Gillian Marchenko's Sun Shine Down is the lyrical and heartfelt story of a mother's hard journey away from shock and denial at her newborn's Down's syndrome diagnosis toward acceptance and love. Marchenka's struggles after her daughter's birth are exacerbated by the brutally cold reception her child receives from doctors and nurses at the Ukraine hospital where Polly is born.
"That's what you get for assuming you could have three normal children," scolds a nurse. A visitor prays for the baby to be healed from her Down's syndrome. The doctor orders Marchenko to stop crying after her cold and abrupt announcement of Polly's diagnosis. While passages of Sun Shine Down resemble poetry in their attention to feeling and telling detail, the raw emotion of Marchenko's resistance to her new role prevents any glossing over of the very real challenges of special needs parents. Highly recommended for any parent or lover of good writing.

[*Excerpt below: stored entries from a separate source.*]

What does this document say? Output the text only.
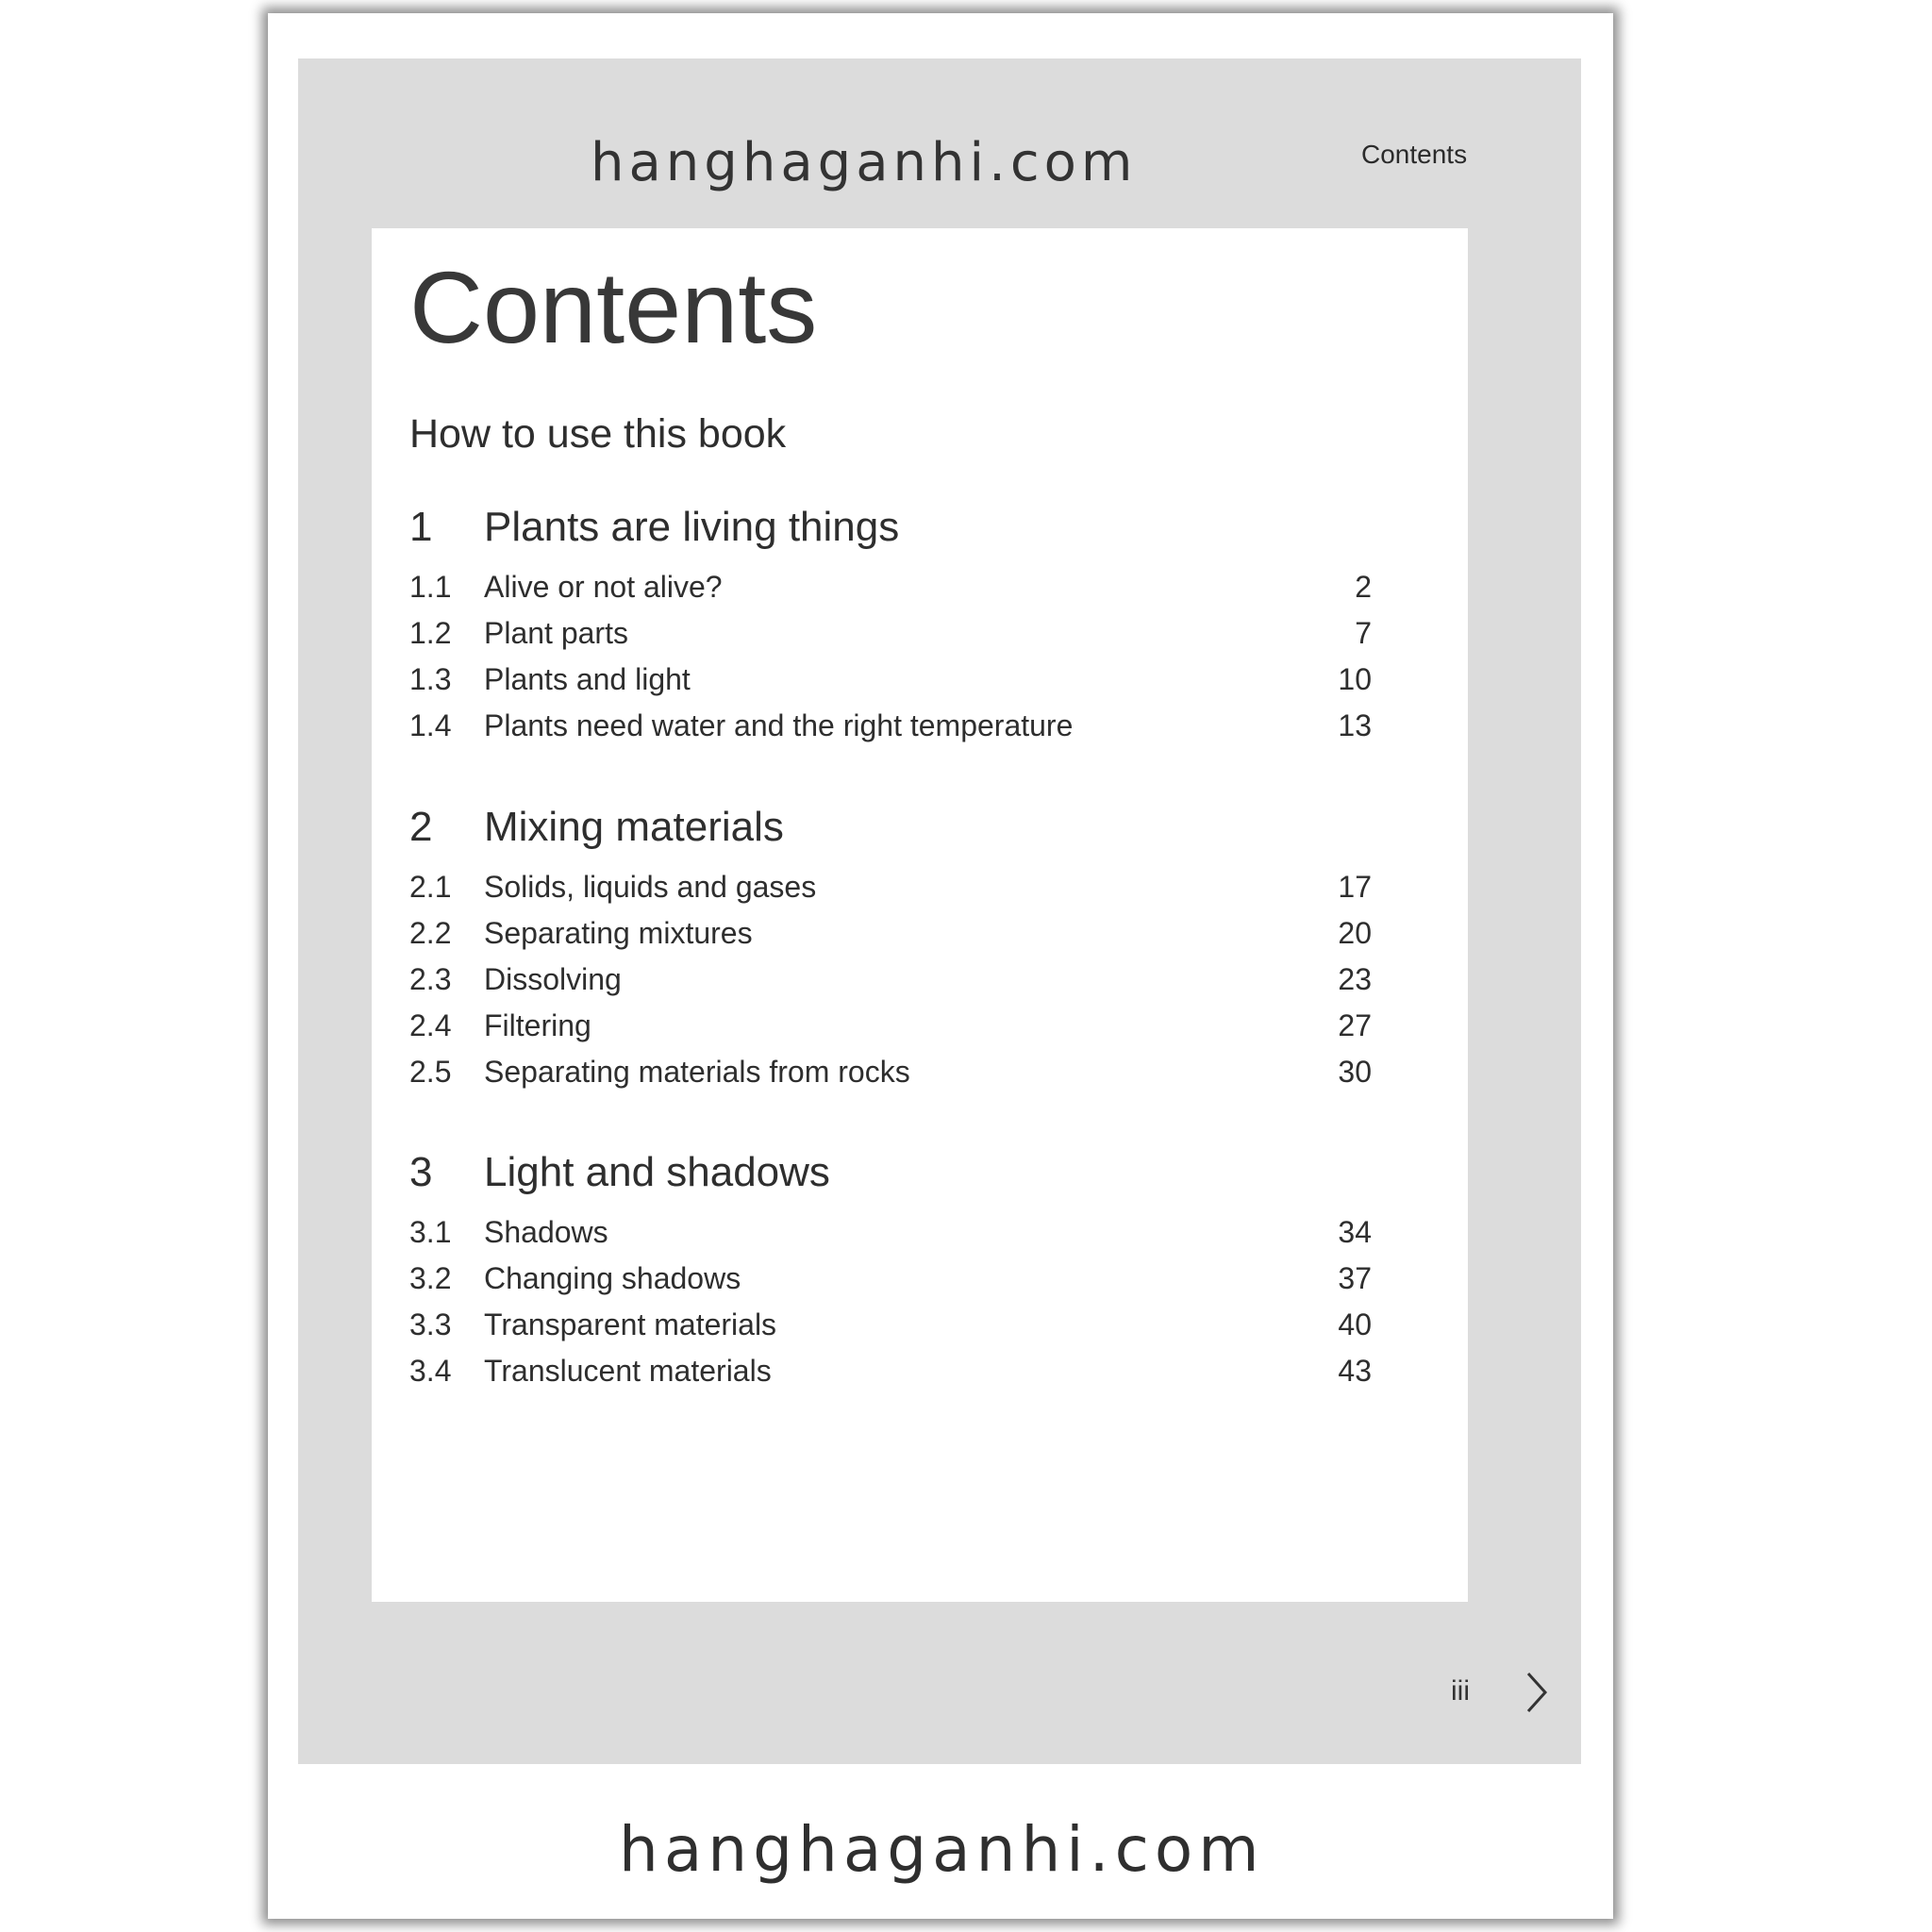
hanghaganhi.com	Contents
Contents
How to use this book
1	Plants are living things
1.1	Alive or not alive?	2
1.2	Plant parts	7
1.3	Plants and light	10
1.4	Plants need water and the right temperature	13
2	Mixing materials
2.1	Solids, liquids and gases	17
2.2	Separating mixtures	20
2.3	Dissolving	23
2.4	Filtering	27
2.5	Separating materials from rocks	30
3	Light and shadows
3.1	Shadows	34
3.2	Changing shadows	37
3.3	Transparent materials	40
3.4	Translucent materials	43
iii
hanghaganhi.com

Bix Skahill's profane and hilarious Babes in Gangland may not be the book for everyone, but I laughed out loud so many times, I must recommend this book for those readers looking for a comic walk on the wild side. Raymond Chandler meets the Farrelley Brothers in this send-up of hard-boiled detective novels set within the fantasy gross-out town of Marrowburg, with dancers at Stripping Through History wearing oaken diaphrams and a mobster tough guy who gets reincarnated as a foul-mouthed baby. The idea of a stripper dancing while impersonating "the earthy, ersatz Bella Abzug" and a travel agent booking "the Bridal Yurt at the fabulous Trump Leper Colony and Casinos on St. Barts" were two one of the many moments that had me snorting with laughter at this outrageous and clever book. Behind the jokes, however, there is a genuine crime novel with all the twists, ridiculously gory deaths and double-crossing dames that you expect from a writer who understands and apparently loves the genre enough to lampoon it to all the way to this bizzaro and shadowy world, "where freaks were a dime a dozen, literally, at Freaks R Us" and it's "SRO for the SOL."
Great news for fans of Julia Buckley mysteries! Last month Julia signed a contract with Berkley Publishing for a new mystery series, as yet unnamed, but no worries, she has plenty of other current titles good for a cozy armchair read on a snowy day.
I am fond of Julia Buckley's Madeline Mann because (ahem) I have a namesake character, but the high school setting and literary references of The Ghosts of Lovely Women make for the most and satisfying reading.
Julia Sweeney is not a friend, but she is a neighbor and in her latest book If It's Not One Thing, It's Your Mother, she writes lovingly about our little village of Wilmette with feelings I share wholeheartedly. The book is a collection of pieces about becoming a mother before becoming a wife and partner, about adoption and family, about death and grief, about careers and love, about the struggles and joys of living in L.A. and the costly bliss of living on Chicagoland's North Shore.
"We live in the quintessential small town," Sweeney tell her husband as they watch our tiny Memorial Day parade. "No, we live in a town, where if you have enough money, you can buy the small-town experience," he replies in a sentiment that is surely echoed over and over again as the scout troops and preschools march with their homemade banners down our shady streets.
Sweeney will be reading Sunday, January 18 (that's tomorrow!) at the Wilmette Library and you had better believe I will be there, to cheer her on and thank her for her praise of our elementary school teachers: "enthusiastic and dedicated to the point of parody" which is probably my very favorite kind of enthusiasm and dedication.